Adding two numbers in base 10 on Assembler

Question

How can I add 2 numbers that their value is on base 16 and make the result on "base 10" on assembler. For example:

"5h+5h=10h" - I know it's wrong, I just want it to be visually 10h

And not:

5h+5h=Ah

CODE:

MOV AX,5h
MOV BX,5h
ADD AX,BX

result: ax=Ah - Not the result that i want...

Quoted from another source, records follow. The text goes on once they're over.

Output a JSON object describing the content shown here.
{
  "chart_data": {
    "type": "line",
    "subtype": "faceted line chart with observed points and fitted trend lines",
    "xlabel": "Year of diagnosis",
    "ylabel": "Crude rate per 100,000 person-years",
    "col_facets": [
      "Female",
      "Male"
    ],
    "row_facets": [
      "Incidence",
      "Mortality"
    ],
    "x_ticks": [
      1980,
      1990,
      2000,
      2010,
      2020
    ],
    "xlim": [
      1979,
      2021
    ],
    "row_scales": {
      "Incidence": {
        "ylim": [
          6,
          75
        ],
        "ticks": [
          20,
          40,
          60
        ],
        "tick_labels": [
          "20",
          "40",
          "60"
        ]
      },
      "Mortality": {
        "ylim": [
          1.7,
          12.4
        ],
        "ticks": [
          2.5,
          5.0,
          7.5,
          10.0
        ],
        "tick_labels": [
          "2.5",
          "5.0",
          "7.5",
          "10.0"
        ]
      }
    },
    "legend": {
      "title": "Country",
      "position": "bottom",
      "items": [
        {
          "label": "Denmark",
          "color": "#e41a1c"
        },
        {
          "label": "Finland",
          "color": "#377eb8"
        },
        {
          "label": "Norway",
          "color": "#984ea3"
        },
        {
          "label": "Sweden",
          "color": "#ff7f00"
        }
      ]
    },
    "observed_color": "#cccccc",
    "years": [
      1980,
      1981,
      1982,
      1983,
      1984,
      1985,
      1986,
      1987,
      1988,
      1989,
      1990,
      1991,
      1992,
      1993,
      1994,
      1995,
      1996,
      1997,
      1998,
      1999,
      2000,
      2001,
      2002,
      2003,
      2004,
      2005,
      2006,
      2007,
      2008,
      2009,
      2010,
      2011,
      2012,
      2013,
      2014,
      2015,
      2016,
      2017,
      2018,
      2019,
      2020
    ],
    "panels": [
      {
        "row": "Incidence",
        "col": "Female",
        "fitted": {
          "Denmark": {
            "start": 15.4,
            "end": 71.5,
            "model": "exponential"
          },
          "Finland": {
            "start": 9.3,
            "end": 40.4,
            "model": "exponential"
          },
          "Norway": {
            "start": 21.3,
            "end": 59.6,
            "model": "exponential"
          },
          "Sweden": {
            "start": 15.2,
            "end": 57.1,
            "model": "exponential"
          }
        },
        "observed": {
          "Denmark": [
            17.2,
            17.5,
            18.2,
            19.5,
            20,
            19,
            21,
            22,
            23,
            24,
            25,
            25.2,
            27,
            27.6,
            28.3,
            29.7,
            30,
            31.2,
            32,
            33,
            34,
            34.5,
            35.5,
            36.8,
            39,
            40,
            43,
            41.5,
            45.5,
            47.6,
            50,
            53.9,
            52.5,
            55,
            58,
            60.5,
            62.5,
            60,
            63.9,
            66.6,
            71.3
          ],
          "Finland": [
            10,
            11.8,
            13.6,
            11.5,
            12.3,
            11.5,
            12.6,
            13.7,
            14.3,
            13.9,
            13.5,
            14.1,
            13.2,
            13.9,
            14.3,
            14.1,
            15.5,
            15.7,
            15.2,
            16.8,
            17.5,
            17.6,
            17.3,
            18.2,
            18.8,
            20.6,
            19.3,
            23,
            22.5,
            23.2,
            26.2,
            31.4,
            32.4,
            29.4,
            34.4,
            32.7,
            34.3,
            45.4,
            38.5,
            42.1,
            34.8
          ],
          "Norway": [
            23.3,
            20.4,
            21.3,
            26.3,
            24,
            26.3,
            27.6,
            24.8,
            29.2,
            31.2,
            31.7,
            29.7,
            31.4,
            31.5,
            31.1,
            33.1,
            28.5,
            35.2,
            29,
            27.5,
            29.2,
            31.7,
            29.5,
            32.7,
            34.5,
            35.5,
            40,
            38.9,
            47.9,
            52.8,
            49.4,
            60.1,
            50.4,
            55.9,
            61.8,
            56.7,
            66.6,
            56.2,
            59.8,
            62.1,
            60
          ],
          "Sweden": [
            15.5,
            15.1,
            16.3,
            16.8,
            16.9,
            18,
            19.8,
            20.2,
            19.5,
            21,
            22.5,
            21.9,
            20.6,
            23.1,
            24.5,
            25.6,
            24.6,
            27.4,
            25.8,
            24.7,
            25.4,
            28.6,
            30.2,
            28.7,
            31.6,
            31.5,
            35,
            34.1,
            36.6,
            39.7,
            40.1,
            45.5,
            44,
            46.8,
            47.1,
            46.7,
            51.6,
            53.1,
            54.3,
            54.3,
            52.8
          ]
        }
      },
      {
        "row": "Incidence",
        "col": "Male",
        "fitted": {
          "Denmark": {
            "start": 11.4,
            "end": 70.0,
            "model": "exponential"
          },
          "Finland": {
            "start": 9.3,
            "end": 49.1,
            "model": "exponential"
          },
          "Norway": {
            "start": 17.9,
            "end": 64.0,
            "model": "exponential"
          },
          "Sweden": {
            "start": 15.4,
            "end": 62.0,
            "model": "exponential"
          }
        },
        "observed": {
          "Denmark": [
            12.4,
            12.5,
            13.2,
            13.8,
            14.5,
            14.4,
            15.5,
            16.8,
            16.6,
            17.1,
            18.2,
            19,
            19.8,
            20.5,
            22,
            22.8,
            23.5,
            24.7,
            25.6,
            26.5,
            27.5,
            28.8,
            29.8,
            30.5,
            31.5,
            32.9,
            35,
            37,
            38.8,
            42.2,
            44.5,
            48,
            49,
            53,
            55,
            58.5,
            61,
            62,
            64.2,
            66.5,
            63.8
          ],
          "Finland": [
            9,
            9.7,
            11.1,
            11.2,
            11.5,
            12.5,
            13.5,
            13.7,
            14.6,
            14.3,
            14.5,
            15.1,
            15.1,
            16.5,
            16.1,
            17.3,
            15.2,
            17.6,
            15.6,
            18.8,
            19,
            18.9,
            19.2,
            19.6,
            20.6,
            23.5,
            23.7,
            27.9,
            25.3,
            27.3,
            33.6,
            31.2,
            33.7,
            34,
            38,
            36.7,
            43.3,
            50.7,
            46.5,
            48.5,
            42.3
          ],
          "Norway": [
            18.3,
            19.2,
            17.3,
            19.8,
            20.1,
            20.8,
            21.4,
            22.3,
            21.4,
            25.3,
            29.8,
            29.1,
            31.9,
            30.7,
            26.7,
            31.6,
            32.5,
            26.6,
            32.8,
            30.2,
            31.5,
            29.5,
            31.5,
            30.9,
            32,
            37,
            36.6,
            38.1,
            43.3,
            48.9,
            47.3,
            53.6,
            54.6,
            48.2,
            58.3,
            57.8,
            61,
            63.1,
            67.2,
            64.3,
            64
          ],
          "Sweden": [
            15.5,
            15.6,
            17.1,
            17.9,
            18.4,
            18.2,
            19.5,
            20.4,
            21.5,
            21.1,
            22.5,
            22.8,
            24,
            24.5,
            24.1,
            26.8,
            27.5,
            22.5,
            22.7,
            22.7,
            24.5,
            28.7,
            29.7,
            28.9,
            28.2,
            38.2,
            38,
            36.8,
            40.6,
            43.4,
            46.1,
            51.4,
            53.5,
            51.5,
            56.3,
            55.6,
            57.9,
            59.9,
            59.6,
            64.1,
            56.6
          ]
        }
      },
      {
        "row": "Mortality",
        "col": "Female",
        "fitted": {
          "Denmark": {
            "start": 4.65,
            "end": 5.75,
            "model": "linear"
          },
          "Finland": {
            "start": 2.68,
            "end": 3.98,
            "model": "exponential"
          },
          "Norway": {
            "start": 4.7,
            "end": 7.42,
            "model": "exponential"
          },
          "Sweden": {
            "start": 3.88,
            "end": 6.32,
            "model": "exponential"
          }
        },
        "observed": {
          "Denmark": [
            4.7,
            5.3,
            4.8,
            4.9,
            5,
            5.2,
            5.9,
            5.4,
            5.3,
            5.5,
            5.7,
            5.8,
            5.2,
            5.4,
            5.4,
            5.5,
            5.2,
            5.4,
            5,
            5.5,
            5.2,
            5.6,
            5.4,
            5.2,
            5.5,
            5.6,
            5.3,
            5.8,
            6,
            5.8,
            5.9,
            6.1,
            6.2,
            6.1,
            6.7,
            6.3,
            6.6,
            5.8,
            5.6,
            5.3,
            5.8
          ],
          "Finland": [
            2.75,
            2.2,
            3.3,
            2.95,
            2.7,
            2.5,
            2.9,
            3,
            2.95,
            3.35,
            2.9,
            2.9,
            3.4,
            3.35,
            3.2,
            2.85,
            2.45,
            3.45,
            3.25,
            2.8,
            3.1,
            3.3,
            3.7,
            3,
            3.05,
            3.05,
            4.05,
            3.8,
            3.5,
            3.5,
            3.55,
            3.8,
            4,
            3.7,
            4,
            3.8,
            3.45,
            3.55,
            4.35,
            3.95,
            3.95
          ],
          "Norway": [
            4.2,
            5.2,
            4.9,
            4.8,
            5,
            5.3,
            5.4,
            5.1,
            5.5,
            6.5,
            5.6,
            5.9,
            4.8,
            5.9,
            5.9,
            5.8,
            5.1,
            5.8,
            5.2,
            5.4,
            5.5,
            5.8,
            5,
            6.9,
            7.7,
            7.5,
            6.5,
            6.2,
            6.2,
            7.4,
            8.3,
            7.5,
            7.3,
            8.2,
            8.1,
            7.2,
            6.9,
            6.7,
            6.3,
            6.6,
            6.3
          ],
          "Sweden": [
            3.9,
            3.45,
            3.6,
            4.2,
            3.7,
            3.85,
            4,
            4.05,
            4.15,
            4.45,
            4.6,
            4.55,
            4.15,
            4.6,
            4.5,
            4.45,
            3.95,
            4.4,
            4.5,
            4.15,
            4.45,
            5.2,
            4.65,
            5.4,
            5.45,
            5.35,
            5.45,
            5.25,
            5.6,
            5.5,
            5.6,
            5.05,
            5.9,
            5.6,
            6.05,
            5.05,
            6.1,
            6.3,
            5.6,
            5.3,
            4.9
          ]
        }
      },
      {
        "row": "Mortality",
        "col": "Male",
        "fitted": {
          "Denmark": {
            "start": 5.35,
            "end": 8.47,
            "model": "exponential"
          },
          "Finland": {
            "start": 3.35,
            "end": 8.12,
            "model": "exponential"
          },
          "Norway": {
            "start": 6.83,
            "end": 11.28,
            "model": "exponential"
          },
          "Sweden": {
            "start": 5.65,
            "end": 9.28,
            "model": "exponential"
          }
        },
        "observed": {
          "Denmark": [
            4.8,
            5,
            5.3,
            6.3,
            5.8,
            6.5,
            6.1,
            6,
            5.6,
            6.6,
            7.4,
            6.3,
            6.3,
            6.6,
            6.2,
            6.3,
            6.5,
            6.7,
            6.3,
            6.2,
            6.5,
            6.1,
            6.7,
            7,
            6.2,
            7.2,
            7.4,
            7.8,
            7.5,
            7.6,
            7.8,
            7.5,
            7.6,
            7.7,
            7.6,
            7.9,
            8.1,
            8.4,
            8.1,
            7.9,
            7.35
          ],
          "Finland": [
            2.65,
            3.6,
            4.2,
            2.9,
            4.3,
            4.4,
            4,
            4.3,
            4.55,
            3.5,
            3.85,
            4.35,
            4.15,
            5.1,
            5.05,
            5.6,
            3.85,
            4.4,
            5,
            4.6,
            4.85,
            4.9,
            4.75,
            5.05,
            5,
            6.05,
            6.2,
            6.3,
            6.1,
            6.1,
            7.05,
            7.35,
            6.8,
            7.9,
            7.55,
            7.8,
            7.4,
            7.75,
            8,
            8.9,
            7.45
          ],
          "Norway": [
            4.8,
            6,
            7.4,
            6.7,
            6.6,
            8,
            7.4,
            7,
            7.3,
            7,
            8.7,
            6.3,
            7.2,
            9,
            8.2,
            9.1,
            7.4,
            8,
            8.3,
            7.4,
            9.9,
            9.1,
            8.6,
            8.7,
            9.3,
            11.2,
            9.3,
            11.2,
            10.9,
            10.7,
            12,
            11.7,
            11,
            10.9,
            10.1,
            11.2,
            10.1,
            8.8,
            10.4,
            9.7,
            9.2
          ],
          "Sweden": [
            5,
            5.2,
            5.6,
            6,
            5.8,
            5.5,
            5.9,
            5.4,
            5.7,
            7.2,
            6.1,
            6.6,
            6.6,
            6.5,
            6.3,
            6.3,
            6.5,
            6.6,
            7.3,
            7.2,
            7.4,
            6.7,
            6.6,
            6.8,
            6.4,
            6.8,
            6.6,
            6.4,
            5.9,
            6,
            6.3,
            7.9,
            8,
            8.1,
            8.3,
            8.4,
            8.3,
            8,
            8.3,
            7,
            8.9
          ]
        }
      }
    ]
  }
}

result: ax=10h - The result that i want.

I tried to figure it out with google but didn't find anything that can help me...

Answer 1

Ok so i figure it out with @Fifoernik 's help so the problem is that if i want to do it with 16bit (for example 99h+1h) values i need to do it like this using DAA operan and CF flag

    pop ax
    pop bx
    add al,bl
    daa ; dec id values
    mov cl,al
    mov al,ah
    jc Carry; do i have carry 
    add al,bh
    daa ; do the magic thing
    JMP finito
    Carry:
    add al,1 ; add the carring...
    add al,bh
    daa ;can some one tell me what exactly daa does?
    finito:
    mov ch,al
    push cx
    ret

daa working only on AL so you'ill need to use the carry flag to add the carry like:

AH AL
 1 <----- carry
00 99 <-- DAA take care of the 99 and make it 0 when its A0h
00 01+
-- --
01 00 ---> result 100h

Answer 2

Here is the code you are looking for

MOV AX,5h
MOV BX,5h
ADD AX,BX
DAA

Now AX contains 10h